Shahi disputed this, saying that grievance-redressal mechanisms such as suggestion boxes, committees, and helplines, including an SMS and voice communication tool called Inache, abound for workers to express any grouses. Workers can also directly approach human resources for assistance, it said.
“All workers are trained on how to use these mechanisms,” Shahi said. “The escalation matrix is displayed in a hierarchy chart on the shop floor for easy access to remediation (a standard practice across Shahi and mandated by law). A refresher training for all workers on how to access and track the status of their grievances is also underway.”
The AFWA said, however, that it expects Shahi’s brass to engage in “meaningful dialogue” with worker representatives and the AFWA to address “statutory violations, unfair labor practices and retaliation against its workers.” It also said that Shahi is “no stranger” to labor-rights violations and that media and fact-finding investigations have documented many of these.
“Workers in these factories have accused the Shahi management of violations ranging from indulging in criminal violence against workers, (in a Shahi facility in Karnataka, managers physically assaulted 10 workers who organized with a trade union), refusing to pay decent wages, retaliating against workers for unionizing, to creating a culture of impunity around sexual and verbal harassment,” the report said.
Still, Shahi insists it’s compliant with all national laws, international labor standards and brands’ codes of conduct.

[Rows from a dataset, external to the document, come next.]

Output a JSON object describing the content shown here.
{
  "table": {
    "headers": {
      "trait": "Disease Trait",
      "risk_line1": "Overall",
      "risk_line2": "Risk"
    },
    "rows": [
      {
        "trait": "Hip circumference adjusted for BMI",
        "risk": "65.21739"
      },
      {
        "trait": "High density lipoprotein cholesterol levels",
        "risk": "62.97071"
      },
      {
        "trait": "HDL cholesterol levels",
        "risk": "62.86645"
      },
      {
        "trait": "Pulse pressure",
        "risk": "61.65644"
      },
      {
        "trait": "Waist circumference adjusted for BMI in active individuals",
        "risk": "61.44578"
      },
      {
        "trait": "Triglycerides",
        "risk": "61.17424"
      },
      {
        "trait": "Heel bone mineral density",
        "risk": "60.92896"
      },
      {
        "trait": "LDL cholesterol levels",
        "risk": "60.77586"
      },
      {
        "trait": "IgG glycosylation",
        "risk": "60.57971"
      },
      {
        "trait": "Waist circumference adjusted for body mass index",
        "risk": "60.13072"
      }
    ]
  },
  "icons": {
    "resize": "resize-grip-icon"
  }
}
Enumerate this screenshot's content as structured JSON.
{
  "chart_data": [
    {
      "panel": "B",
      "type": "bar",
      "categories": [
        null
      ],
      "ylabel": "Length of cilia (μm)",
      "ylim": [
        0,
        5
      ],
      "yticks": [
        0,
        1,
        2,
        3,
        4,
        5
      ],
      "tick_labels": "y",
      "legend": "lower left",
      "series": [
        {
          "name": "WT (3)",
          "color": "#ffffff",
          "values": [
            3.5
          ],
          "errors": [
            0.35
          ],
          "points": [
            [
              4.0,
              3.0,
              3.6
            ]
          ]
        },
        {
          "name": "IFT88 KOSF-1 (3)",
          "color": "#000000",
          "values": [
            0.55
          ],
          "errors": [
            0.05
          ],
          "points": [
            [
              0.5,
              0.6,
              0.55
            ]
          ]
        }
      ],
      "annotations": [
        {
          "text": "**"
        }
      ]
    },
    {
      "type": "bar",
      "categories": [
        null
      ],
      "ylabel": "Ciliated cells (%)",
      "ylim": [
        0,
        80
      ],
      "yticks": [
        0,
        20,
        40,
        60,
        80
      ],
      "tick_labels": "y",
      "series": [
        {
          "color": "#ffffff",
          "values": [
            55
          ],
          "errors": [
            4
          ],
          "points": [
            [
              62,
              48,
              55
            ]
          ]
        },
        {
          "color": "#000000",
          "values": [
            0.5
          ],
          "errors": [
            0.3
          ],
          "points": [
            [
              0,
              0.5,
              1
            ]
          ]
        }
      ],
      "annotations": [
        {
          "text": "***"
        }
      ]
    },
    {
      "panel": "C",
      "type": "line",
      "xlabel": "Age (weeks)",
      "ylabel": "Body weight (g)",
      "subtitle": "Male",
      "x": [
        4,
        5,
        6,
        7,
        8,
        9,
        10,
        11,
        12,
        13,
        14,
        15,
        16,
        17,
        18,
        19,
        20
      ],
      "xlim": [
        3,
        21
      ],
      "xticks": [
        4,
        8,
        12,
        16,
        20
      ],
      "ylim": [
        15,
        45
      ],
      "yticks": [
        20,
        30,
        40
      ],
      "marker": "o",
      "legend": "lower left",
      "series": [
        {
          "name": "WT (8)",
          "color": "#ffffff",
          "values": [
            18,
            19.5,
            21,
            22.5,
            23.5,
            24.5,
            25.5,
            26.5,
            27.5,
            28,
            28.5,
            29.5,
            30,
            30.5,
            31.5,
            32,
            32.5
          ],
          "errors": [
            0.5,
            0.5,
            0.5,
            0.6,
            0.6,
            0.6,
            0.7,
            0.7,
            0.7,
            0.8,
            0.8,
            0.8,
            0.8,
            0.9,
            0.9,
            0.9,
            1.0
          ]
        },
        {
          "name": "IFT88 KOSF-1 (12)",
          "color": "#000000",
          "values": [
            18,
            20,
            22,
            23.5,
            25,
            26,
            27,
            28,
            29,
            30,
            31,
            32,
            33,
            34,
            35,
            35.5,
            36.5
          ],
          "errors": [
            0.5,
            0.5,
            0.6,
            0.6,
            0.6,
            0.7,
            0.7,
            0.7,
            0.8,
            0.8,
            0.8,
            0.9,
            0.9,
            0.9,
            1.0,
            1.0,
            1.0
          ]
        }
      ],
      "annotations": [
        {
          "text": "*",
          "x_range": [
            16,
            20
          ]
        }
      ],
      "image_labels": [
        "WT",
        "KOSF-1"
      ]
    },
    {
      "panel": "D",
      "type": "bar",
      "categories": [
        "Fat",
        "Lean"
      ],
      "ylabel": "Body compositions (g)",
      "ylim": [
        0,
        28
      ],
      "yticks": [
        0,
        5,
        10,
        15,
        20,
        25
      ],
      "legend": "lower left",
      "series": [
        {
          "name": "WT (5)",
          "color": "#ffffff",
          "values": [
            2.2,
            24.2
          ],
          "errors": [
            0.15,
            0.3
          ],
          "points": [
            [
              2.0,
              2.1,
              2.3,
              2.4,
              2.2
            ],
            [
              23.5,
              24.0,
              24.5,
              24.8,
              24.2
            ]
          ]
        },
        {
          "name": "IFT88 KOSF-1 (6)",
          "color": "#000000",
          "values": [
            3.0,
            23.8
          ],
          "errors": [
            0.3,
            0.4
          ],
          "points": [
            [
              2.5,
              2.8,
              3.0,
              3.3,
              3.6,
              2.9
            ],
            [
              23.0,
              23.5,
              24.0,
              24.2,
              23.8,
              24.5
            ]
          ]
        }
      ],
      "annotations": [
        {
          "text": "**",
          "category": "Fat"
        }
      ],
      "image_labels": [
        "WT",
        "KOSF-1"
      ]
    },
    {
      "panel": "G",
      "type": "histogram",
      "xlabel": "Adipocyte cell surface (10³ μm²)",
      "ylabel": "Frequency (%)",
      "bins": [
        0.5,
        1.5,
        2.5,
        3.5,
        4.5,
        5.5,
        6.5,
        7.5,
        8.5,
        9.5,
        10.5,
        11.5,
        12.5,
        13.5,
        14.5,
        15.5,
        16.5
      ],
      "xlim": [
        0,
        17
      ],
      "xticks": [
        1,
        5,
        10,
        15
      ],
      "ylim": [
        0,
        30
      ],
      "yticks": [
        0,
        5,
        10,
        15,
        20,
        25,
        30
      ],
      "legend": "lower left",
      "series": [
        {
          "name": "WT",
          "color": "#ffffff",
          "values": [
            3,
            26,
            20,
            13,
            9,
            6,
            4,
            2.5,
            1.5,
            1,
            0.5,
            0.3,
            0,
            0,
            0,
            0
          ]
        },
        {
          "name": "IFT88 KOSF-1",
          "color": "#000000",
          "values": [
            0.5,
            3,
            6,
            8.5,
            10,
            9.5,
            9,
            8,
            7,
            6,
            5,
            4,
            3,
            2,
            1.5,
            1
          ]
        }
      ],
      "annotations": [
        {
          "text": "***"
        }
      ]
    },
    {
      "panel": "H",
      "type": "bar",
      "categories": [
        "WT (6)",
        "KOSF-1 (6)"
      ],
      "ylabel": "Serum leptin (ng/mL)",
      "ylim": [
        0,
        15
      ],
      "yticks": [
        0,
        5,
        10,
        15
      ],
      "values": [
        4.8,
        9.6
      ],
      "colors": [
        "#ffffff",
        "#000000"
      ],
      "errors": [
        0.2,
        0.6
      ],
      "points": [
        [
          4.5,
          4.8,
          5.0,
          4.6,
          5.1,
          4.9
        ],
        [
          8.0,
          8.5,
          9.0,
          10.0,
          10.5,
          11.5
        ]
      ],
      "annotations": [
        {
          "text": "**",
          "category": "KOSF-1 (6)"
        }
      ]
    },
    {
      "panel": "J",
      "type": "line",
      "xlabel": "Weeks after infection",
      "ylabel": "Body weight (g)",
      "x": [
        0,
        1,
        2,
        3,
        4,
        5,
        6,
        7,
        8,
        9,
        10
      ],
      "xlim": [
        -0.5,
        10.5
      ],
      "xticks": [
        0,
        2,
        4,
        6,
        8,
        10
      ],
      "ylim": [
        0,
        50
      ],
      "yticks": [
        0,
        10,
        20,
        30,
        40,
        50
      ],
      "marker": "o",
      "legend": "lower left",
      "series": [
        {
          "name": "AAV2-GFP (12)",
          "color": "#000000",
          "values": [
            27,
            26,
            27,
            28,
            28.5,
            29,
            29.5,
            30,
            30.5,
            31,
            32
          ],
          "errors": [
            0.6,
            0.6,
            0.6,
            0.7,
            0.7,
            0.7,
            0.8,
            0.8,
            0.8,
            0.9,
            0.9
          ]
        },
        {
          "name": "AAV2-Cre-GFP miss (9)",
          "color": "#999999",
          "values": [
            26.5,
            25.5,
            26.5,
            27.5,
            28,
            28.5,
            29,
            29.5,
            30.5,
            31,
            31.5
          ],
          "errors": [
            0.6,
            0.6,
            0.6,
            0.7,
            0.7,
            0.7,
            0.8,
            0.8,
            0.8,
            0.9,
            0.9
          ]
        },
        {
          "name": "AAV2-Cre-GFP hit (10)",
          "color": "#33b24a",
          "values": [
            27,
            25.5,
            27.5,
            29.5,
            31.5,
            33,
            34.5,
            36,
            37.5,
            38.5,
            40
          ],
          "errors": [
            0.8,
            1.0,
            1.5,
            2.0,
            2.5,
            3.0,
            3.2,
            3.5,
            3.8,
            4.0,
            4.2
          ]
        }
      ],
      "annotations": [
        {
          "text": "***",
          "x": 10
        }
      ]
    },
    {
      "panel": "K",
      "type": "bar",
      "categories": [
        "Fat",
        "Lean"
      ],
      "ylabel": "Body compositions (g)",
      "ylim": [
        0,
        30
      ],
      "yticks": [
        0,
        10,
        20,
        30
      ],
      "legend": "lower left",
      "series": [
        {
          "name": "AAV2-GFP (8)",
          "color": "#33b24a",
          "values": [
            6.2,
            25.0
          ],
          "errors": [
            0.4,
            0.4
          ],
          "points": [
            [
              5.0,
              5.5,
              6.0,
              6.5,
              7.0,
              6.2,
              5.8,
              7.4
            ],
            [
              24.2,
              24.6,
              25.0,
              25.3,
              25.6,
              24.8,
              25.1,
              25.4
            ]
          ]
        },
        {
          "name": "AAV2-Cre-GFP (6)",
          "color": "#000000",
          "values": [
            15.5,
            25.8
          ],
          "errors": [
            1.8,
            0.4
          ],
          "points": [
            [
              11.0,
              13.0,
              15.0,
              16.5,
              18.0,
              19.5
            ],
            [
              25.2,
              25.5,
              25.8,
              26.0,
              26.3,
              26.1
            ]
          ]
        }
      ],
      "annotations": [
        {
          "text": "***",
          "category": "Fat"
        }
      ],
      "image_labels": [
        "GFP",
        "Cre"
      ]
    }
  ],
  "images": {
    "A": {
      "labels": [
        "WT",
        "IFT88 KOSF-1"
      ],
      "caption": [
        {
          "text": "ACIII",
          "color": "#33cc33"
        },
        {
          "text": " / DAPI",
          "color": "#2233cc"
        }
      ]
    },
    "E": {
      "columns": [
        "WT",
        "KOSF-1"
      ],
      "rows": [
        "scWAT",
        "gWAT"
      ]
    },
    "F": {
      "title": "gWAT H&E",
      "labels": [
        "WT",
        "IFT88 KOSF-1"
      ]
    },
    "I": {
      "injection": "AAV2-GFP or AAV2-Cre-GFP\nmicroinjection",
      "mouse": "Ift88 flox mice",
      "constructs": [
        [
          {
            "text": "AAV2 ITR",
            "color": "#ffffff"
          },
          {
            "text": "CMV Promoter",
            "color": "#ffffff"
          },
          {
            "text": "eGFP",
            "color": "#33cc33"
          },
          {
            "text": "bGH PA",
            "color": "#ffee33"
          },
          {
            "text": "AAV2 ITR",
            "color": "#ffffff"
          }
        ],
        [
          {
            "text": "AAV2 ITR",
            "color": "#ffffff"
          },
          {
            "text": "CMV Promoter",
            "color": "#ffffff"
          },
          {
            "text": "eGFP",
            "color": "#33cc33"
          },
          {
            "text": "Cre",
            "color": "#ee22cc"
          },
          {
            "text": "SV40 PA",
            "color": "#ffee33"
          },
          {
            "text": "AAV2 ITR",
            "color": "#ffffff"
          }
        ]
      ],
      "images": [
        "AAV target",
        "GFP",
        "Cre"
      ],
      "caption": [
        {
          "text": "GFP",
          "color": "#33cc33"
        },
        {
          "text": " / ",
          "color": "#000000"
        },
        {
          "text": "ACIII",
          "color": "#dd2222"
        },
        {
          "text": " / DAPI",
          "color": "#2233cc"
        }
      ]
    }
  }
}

“We hope to always pursue our goal of being ethical as we grow to create more jobs to better the welfare prospects of our workers and their families,” it said. “We are open to hearing from responsible stakeholders and working together to resolve critical issues in the industry. However, while we welcome AFWA as a stakeholder partner and are open to dialogue, we assert that AFWA has made several factual errors in its report.”